None of us are immune to fear. Indeed, the Buddha taught that, at the base, all beings experience a state of anxiety, fed by our habit of resisting the impermanence of our existence.

So how does this align with the Buddhist teaching of offering fearlessness to others? What exactly is fear? What is fearlessness? According to the Abhidharma-Kosa, fear is an unwholesome state of infatuation. Another definition is: thinking vividly about what we don't want to happen in the future or dwelling on an unhappy past event. Fear is a mental attempt to control a negative outcome. And I would add that, to me, "worry" is the shark fin of fear.

What are the teachings about antidotes to fear? To genuinely free the mind from fear, we can't simply deny that there's any reason for fear. We have to overcome the cause of fear, the delusion that makes fear unskillful -- the delusion that we are unchanging beings who need to protect ourselves from what we are separate from. This is both a spiritual and a practical exercise, for if we obsess over non-existent or trivial dangers, we'll squander time and energy building up useless defenses, diverting our attention from genuine threats.

In order to overcome our delusions around fear we need to practice both calming and insight: samatha and vipassana.

Samatha is practiced in the Zen tradition as "radical acceptance." Here is a Zen story about this state of mind: A fierce and terrifying band of samurai was riding through the countryside, bringing fear and harm wherever they went. As they were approaching one particular town, all the monks in the town's monastery fled, except for the abbot. When the band of warriors entered the monastery, they found the abbot sitting at the front of the shrine room in perfect posture. The fierce leader took out his sword and said, "Don't you know who I am? Don't you know that I'm the sort of person who could run you through with my sword without batting an eye?" The Zen master responded, "And I, sir, am the sort of man who could be run through by a sword without batting an eye."
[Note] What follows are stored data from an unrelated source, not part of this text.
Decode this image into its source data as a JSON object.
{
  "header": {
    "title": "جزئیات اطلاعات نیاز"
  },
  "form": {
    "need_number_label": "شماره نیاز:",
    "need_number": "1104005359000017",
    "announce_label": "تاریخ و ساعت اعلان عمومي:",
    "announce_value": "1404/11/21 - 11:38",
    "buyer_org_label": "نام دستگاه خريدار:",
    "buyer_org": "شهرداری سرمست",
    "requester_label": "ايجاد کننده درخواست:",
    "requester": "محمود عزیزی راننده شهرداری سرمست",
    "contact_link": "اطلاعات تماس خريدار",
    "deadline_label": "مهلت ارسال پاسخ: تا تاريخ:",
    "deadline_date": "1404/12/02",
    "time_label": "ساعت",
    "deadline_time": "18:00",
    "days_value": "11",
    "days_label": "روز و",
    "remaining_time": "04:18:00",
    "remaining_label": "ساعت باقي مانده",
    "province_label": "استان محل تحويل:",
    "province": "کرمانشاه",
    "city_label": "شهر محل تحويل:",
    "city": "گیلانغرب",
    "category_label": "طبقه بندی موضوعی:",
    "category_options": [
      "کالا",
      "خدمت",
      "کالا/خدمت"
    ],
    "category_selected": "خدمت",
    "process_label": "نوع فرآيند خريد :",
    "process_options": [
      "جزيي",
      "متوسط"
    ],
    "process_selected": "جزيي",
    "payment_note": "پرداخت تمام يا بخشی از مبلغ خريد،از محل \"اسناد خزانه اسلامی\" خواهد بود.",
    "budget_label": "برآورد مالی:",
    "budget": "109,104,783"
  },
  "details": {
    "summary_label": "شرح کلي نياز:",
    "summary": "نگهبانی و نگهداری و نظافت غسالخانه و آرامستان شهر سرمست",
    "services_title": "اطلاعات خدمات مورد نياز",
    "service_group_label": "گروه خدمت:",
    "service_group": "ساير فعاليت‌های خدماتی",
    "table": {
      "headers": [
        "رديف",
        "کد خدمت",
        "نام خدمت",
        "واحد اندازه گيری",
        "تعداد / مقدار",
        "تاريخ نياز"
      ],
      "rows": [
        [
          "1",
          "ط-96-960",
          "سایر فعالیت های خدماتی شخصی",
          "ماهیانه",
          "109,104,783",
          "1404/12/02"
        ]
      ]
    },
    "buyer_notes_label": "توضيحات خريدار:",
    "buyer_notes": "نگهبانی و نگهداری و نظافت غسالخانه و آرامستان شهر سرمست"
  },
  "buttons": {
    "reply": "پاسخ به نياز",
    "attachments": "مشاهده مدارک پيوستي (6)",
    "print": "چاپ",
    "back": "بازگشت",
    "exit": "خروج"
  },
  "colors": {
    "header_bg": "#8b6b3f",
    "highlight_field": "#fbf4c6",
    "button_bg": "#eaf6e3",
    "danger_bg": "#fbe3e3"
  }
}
Radical acceptance is supported by vipassana: the insight into and confidence in adaptability.

Buddhist monk Matthieu Ricard says that "worry is a misuse of he imagination." In his essay on fearlessness he proposes the several ways to constructively use this very same imagination in insightful and adaptive ways: accept the facts with realism; know that we can always do better, that we can limit the damage, find an alternative, and rebuild what has been destroyed; take the current situation as the starting point; know how to rapidly identify the positive in adversity; be free of regret. All of this can be easily discerned against the background of a serene mind.

Fear is the starting point of fearlessness. Do not try to cast it out; rather, as Chögyam Trungpa Rinpoche said, regard fear as the kindling to build a big fire of fearlessness.

Fearlessness is not the absence or denial of fear, it is intimacy with fear. What are you afraid of?